Lyme Regis coastal protection work to start

Eroding cliffs between Lyme Regis and Charmouth
Image caption Residents will be able to find out how erosion might affect them in the future

Major construction work to protect part of a Dorset town from coastal erosion will begin in 2013, according to the local council.

The project to protect the eastern part of Lyme Regis, on the Jurassic Coast, has already begun with ground surveys and preliminary work taking place.

West Dorset District Council said construction, expected to start in the spring, would last about two years.

The work will protect 480 homes and the main road into the east of the town.

Engineering works have already been carried out to protect other parts of the town, including the construction of a new sea wall and promenade.
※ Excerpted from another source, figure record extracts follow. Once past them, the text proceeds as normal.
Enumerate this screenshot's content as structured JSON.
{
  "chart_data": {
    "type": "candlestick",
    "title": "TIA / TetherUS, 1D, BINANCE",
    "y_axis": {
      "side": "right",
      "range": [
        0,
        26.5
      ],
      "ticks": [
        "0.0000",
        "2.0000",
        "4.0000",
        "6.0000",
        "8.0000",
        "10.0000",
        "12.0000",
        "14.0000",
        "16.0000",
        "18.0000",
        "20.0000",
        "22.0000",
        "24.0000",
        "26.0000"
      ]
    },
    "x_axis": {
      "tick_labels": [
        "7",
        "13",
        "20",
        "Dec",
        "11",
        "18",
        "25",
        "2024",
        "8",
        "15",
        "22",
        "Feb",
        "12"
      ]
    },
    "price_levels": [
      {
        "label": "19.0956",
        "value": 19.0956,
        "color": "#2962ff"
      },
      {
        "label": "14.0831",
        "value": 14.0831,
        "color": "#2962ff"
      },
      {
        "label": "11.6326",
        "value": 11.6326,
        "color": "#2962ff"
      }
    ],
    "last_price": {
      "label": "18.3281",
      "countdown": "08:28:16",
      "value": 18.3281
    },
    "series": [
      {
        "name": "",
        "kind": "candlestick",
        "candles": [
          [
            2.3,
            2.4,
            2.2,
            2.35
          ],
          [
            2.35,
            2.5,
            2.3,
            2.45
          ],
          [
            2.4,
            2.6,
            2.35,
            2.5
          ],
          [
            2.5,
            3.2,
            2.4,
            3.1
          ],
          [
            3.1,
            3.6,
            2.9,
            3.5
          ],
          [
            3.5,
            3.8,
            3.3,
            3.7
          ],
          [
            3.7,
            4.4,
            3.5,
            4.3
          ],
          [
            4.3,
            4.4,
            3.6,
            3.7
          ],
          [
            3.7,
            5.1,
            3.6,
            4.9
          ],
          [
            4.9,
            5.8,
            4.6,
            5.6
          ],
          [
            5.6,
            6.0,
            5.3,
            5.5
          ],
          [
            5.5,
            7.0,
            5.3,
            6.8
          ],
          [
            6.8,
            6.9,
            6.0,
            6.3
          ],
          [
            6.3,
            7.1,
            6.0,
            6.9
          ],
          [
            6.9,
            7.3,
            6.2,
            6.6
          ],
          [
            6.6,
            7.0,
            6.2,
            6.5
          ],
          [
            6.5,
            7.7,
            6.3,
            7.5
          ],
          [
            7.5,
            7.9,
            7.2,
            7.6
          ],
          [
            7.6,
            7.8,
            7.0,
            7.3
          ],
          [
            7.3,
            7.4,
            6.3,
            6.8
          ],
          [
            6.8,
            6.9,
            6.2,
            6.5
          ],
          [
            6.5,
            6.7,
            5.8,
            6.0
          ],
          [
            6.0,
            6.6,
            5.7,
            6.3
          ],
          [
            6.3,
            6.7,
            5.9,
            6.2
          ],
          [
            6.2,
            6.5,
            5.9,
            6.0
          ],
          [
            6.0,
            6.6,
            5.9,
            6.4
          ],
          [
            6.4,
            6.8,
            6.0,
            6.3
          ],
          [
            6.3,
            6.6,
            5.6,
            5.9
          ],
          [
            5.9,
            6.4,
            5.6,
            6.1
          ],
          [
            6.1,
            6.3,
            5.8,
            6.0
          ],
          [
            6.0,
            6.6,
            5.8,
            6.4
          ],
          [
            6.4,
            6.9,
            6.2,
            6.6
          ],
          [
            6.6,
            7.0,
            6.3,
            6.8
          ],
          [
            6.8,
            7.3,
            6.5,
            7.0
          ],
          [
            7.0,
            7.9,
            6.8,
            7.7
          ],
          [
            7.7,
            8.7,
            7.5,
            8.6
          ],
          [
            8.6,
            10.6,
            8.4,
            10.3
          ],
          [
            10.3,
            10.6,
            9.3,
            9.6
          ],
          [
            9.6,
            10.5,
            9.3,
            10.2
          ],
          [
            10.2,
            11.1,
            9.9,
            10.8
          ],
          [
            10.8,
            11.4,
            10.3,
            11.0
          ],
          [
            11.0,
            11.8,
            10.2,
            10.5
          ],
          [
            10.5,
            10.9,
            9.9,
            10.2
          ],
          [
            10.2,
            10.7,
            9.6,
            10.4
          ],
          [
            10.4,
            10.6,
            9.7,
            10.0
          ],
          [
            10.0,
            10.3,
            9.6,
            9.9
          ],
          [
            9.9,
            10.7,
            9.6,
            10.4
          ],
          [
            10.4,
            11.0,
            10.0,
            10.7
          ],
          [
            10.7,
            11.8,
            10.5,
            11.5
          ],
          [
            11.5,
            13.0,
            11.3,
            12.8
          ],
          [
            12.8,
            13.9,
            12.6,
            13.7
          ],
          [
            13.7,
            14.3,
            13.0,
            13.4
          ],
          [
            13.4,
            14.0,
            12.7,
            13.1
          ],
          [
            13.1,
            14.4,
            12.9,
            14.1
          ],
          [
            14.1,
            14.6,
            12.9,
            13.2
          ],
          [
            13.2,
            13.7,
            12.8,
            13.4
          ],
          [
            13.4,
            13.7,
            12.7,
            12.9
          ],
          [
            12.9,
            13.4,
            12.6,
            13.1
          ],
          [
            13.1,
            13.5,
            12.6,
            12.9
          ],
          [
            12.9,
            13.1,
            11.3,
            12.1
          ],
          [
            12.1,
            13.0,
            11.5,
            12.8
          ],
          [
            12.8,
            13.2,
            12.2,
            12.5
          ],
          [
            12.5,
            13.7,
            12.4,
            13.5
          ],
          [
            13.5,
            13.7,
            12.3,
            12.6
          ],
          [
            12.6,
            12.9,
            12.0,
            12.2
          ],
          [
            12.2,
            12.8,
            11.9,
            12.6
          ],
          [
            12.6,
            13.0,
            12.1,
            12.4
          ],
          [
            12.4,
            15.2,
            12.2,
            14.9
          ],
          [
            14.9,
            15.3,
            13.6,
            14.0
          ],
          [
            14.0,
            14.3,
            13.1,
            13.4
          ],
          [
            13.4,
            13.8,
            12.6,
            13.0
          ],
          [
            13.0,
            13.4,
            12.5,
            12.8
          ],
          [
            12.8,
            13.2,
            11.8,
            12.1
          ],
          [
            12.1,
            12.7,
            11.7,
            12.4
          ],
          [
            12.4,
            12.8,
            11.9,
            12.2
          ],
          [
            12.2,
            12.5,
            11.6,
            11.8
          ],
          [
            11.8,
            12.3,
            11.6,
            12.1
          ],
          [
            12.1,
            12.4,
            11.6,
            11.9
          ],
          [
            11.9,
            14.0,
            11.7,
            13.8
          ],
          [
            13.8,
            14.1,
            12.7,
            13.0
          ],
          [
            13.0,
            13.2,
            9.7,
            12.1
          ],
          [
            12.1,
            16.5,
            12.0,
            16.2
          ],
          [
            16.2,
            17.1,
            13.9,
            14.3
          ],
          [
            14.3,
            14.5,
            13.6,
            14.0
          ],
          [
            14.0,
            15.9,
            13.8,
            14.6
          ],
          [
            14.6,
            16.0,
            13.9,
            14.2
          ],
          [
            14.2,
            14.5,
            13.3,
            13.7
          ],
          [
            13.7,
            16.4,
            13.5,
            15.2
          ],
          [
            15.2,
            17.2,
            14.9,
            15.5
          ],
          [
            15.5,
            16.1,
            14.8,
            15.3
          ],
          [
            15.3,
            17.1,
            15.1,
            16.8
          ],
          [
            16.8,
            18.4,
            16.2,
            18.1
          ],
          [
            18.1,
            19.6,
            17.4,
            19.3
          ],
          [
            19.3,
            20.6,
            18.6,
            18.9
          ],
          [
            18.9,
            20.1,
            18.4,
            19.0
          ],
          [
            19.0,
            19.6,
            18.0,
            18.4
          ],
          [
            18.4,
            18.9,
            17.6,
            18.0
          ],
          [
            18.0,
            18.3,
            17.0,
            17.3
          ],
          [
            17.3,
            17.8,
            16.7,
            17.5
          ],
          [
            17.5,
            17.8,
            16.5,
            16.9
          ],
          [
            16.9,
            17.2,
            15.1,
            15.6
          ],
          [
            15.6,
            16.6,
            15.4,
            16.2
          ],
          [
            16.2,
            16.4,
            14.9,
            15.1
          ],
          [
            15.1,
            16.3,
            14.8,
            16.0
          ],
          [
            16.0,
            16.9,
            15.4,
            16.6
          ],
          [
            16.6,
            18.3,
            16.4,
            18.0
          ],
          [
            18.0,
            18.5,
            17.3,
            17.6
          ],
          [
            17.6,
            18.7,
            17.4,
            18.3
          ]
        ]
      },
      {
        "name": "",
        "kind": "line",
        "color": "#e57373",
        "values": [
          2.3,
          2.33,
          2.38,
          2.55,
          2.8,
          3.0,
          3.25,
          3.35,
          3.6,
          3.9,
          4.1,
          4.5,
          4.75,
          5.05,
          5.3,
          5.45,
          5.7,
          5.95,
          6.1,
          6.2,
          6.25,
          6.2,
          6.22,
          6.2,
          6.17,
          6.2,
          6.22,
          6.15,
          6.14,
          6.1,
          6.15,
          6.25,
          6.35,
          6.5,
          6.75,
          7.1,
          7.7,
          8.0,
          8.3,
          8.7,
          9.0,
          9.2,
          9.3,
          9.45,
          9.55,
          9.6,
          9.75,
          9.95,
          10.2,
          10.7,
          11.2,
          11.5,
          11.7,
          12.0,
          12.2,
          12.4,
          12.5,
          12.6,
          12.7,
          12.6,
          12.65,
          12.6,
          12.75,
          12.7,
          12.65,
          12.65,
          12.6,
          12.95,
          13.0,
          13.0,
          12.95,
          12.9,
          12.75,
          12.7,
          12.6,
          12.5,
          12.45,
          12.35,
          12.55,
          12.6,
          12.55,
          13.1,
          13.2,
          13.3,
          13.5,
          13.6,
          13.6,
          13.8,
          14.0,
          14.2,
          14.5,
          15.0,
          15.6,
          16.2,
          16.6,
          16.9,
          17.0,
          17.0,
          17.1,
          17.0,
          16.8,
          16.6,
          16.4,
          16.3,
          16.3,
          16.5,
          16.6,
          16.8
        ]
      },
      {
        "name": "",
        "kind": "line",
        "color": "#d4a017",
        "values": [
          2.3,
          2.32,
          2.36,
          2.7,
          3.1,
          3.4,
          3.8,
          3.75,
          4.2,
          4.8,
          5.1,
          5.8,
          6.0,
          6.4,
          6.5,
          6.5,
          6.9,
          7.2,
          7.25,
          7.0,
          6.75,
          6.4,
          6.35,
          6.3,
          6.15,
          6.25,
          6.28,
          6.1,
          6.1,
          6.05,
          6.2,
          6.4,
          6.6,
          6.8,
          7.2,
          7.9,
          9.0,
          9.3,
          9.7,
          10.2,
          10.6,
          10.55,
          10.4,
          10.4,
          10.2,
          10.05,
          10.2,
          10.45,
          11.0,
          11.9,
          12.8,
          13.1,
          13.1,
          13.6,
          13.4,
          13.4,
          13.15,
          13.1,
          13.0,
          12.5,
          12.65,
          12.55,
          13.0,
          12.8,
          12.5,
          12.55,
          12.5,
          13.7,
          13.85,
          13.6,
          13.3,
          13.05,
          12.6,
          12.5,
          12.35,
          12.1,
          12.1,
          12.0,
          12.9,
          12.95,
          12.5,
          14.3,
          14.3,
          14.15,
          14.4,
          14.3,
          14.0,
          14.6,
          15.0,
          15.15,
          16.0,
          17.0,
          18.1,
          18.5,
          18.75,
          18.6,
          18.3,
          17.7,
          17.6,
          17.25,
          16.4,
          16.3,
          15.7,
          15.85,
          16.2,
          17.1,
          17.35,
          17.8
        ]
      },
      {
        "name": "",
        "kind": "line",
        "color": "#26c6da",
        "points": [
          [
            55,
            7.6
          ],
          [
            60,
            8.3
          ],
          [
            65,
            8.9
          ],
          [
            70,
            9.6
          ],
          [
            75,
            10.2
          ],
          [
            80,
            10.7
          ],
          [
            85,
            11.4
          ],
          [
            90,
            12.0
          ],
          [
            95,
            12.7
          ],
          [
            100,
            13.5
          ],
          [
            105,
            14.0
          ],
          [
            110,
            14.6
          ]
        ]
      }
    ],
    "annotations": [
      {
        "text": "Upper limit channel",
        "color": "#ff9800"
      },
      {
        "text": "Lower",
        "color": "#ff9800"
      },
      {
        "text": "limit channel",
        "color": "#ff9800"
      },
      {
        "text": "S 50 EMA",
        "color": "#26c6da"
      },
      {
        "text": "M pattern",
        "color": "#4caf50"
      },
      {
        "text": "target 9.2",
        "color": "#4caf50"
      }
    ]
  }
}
The latest phase of protection works will be paid for with £14.6m of Defra funding, £4.27m from Dorset County Council and £600,000 from West Dorset District Council.

A new 390m (436 yards) section of sea wall will be built and the steep slopes at Church Cliff and East Cliff will be stabilised.

Robert Gould, leader of West Dorset District Council, said: "Lyme Regis is on an actively eroding stretch of coast and faces huge challenges from coastal erosion and consequent land slips, which is why this work is so important.

"The scheme will protect the eastern side of Lyme Regis. Without it, substantial areas of housing and the main road into the town would be lost over the next 50 years."

In May 2008, about 400m (1,312ft) of cliff slipped between Lyme Regis and Charmouth, exposing an old landfill site.